I like revision because it's working with something you already have. You can't make a cake without flour and sugar and various other ingredients, and it's the same with a story. Even if it's a half-baked mess, you can add more ingredients or change the proportions and cook it a little more until you get lucky. The more you do it, the luckier you get, too.
One advantage of self-publishing is that you can go back to a WIP if you're not happy with it and not have other people screaming at you to hurry up. You can put it away and look at it again after time gives you more perspective. When you do come back, you're not as invested in it so killing your darlings won't upset you as much.

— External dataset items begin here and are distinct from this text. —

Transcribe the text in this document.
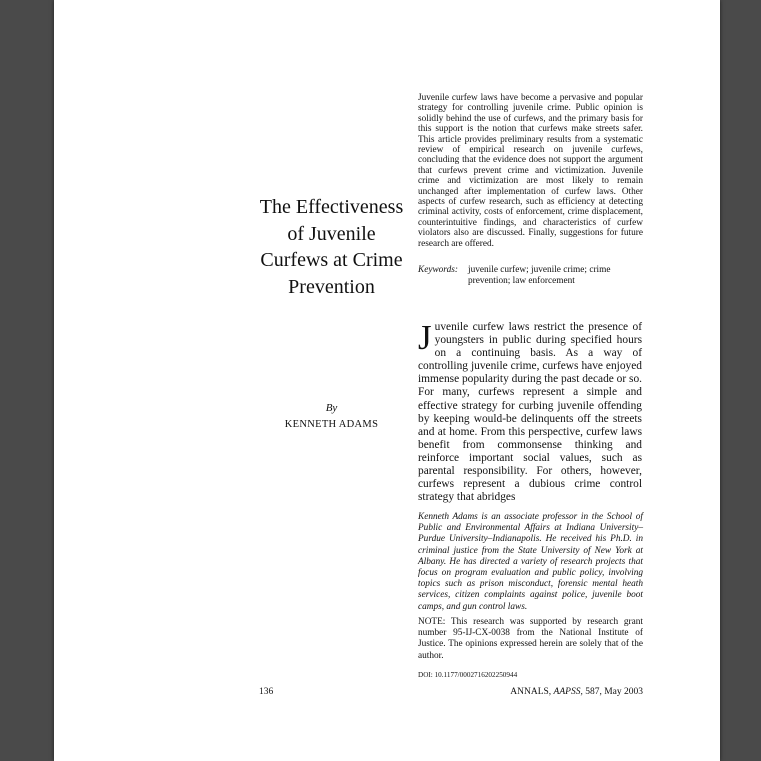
The Effectiveness of Juvenile Curfews at Crime Prevention
By
KENNETH ADAMS
Juvenile curfew laws have become a pervasive and popular strategy for controlling juvenile crime. Public opinion is solidly behind the use of curfews, and the primary basis for this support is the notion that curfews make streets safer. This article provides preliminary results from a systematic review of empirical research on juvenile curfews, concluding that the evidence does not support the argument that curfews prevent crime and victimization. Juvenile crime and victimization are most likely to remain unchanged after implementation of curfew laws. Other aspects of curfew research, such as efficiency at detecting criminal activity, costs of enforcement, crime displacement, counterintuitive findings, and characteristics of curfew violators also are discussed. Finally, suggestions for future research are offered.
Keywords:	juvenile curfew; juvenile crime; crime prevention; law enforcement
Juvenile curfew laws restrict the presence of youngsters in public during specified hours on a continuing basis. As a way of controlling juvenile crime, curfews have enjoyed immense popularity during the past decade or so. For many, curfews represent a simple and effective strategy for curbing juvenile offending by keeping would-be delinquents off the streets and at home. From this perspective, curfew laws benefit from commonsense thinking and reinforce important social values, such as parental responsibility. For others, however, curfews represent a dubious crime control strategy that abridges
Kenneth Adams is an associate professor in the School of Public and Environmental Affairs at Indiana University–Purdue University–Indianapolis. He received his Ph.D. in criminal justice from the State University of New York at Albany. He has directed a variety of research projects that focus on program evaluation and public policy, involving topics such as prison misconduct, forensic mental heath services, citizen complaints against police, juvenile boot camps, and gun control laws.
NOTE: This research was supported by research grant number 95-IJ-CX-0038 from the National Institute of Justice. The opinions expressed herein are solely that of the author.
DOI: 10.1177/0002716202250944
136	ANNALS, AAPSS, 587, May 2003
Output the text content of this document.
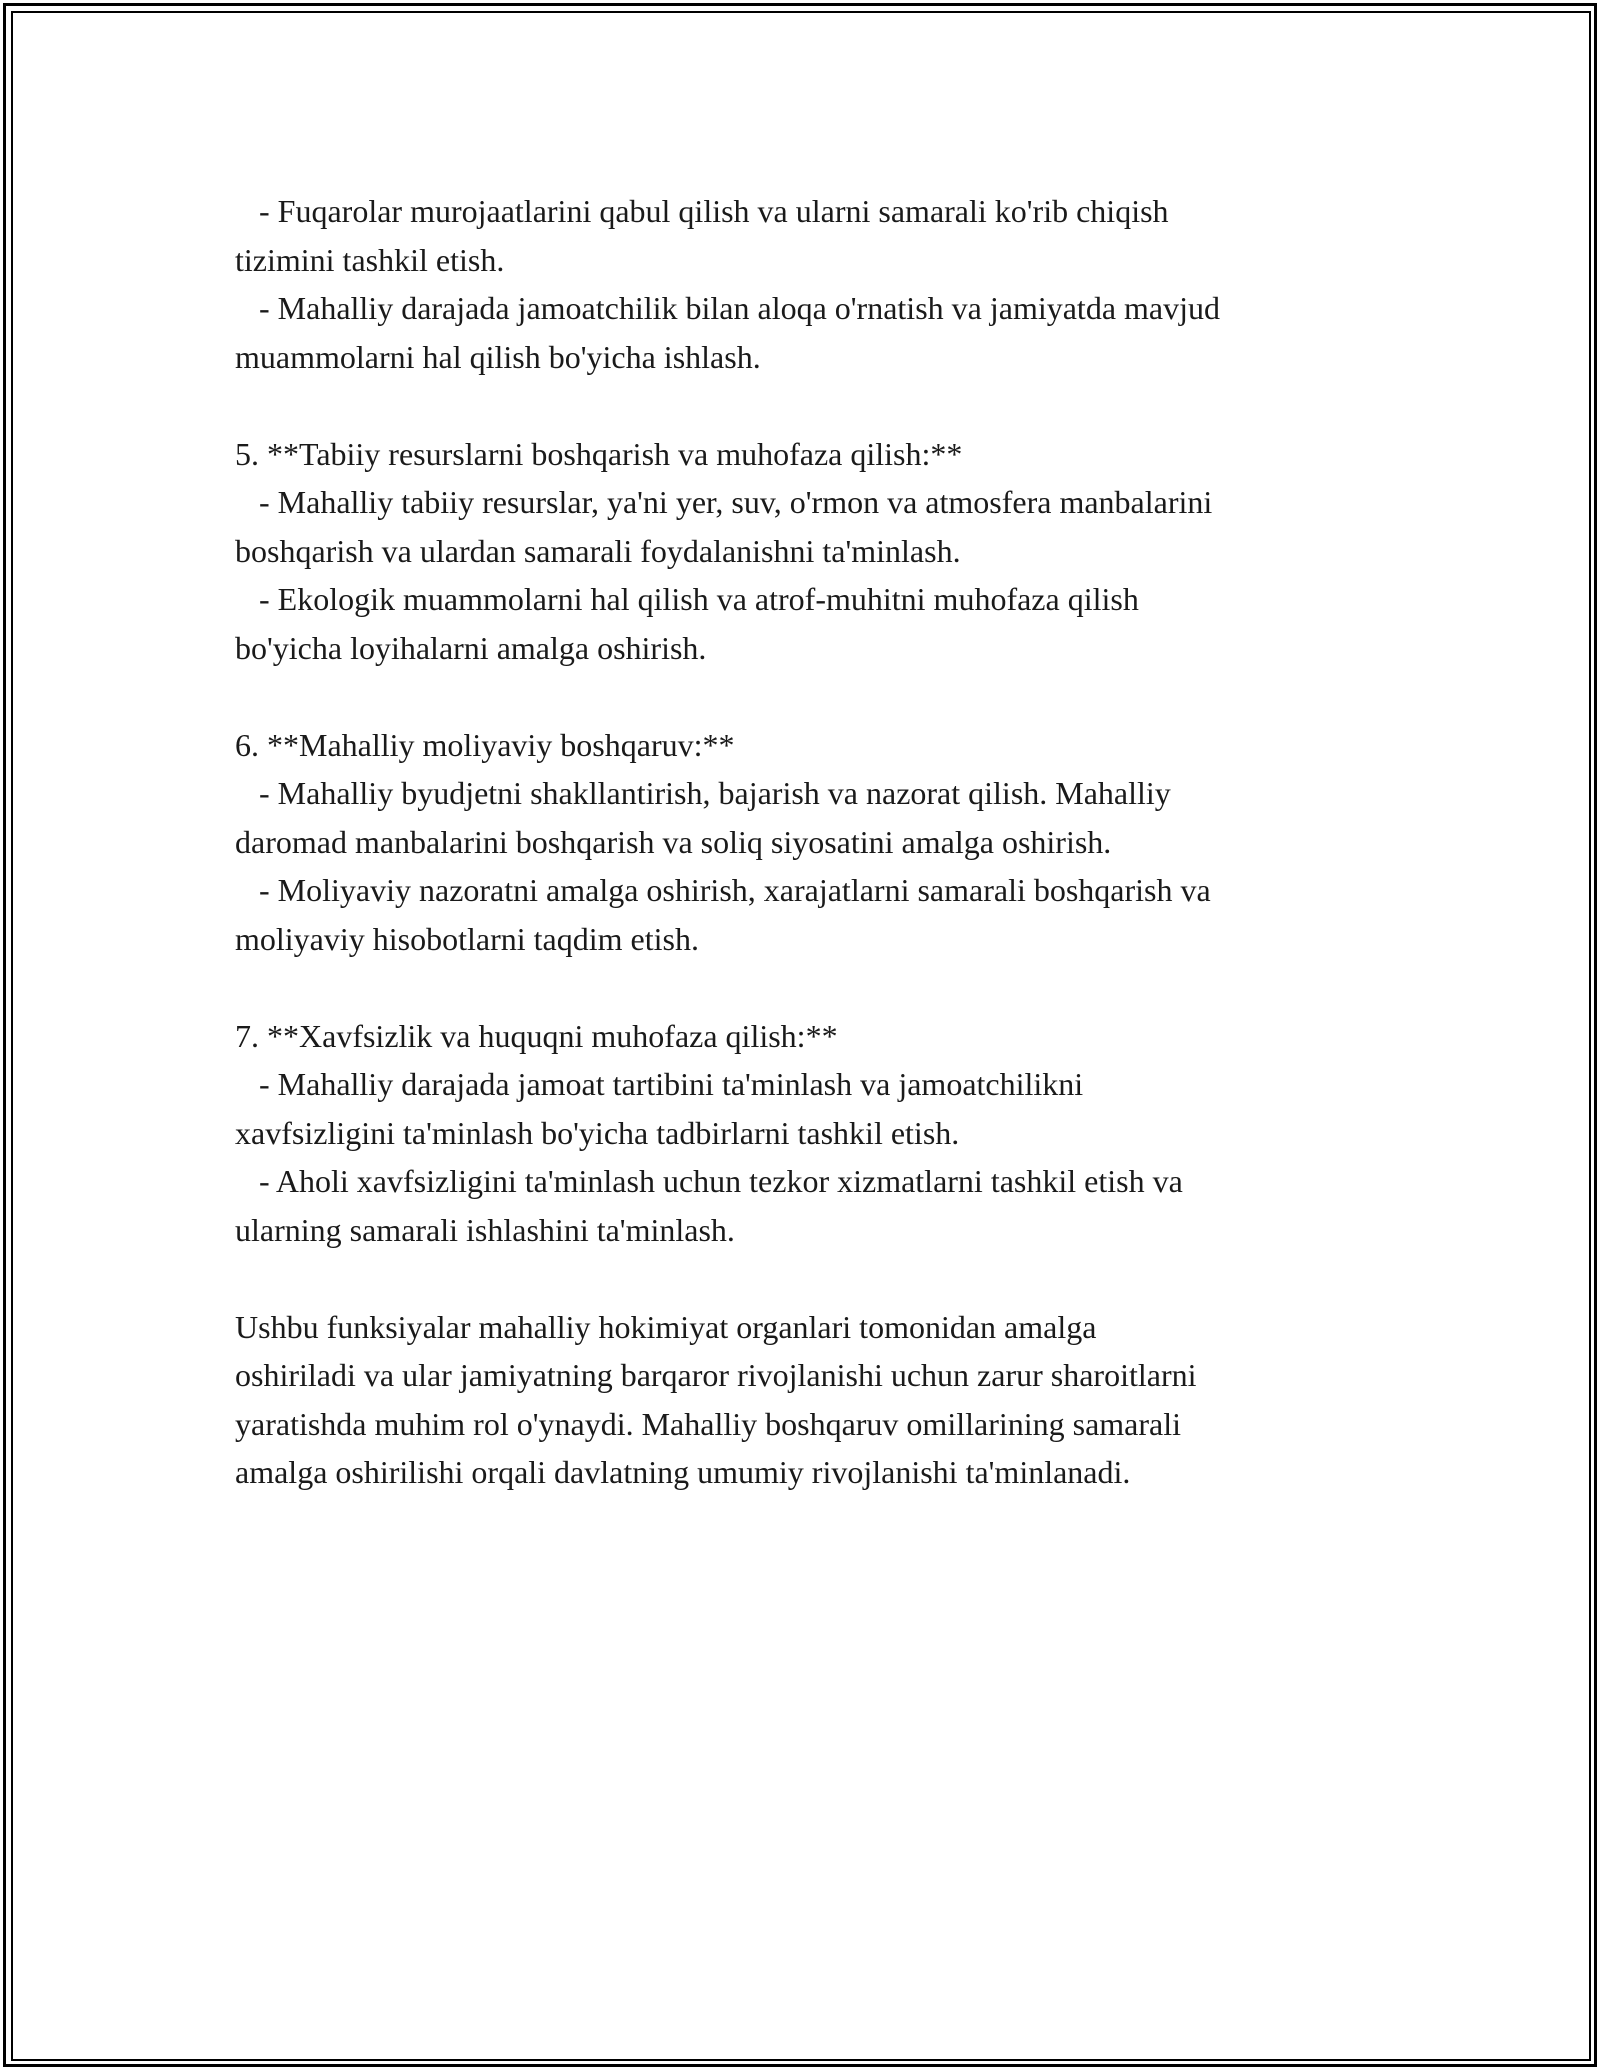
- Fuqarolar murojaatlarini qabul qilish va ularni samarali ko'rib chiqish
tizimini tashkil etish.
- Mahalliy darajada jamoatchilik bilan aloqa o'rnatish va jamiyatda mavjud
muammolarni hal qilish bo'yicha ishlash.
5. **Tabiiy resurslarni boshqarish va muhofaza qilish:**
- Mahalliy tabiiy resurslar, ya'ni yer, suv, o'rmon va atmosfera manbalarini
boshqarish va ulardan samarali foydalanishni ta'minlash.
- Ekologik muammolarni hal qilish va atrof-muhitni muhofaza qilish
bo'yicha loyihalarni amalga oshirish.
6. **Mahalliy moliyaviy boshqaruv:**
- Mahalliy byudjetni shakllantirish, bajarish va nazorat qilish. Mahalliy
daromad manbalarini boshqarish va soliq siyosatini amalga oshirish.
- Moliyaviy nazoratni amalga oshirish, xarajatlarni samarali boshqarish va
moliyaviy hisobotlarni taqdim etish.
7. **Xavfsizlik va huquqni muhofaza qilish:**
- Mahalliy darajada jamoat tartibini ta'minlash va jamoatchilikni
xavfsizligini ta'minlash bo'yicha tadbirlarni tashkil etish.
- Aholi xavfsizligini ta'minlash uchun tezkor xizmatlarni tashkil etish va
ularning samarali ishlashini ta'minlash.
Ushbu funksiyalar mahalliy hokimiyat organlari tomonidan amalga
oshiriladi va ular jamiyatning barqaror rivojlanishi uchun zarur sharoitlarni
yaratishda muhim rol o'ynaydi. Mahalliy boshqaruv omillarining samarali
amalga oshirilishi orqali davlatning umumiy rivojlanishi ta'minlanadi.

I never throw anything away (Flash drives are a wonderful invention) and I recycle stuff fairly often. The October 2017 issue of Sherlock Holmes Mystery Magazine features "Death by Water," which received its first rejection in 2009. My spread sheet says I sent out three different versions of that story before I got it right. Another story that first crossed the street in 2010 will appear in the May/June 2018 issue of Alfred Hitchcock Mystery Magazine. In 2005, I interviewed several people and did lots of research for a book that I thought would feature Woody Guthrie. I moved it to Connecticut in 2011, and discovered the plot didn't work. Several supporting characters worked perfectly for The Kids Are All Right in 2014. Postcards of the Hanging was my sixth-year project in grad school in 1980, and about 90% of what appeared in 2013 is what I wrote then, but re-sequenced with flashbacks to introduce the conflict earlier.
This week, Before You Accuse Me, the fourth Woody Guthrie novel, makes its debut. I first conceived of the story (Including the title, which never changed, a first for me) in 2004, but knew it was the fourth or fifth book because I had to develop the intervening backstory first. That took nearly 14 years, but about half of what I thought up back then remains and the rest is stronger for the time away. The biggest change is the move from San Francisco (which would have required LOTS of research) to Connecticut, where I live. That made geography easier to work with and allowed me to feature Hartford cops Trash & Byrne as supporting characters.
It never gets easier, but you get better.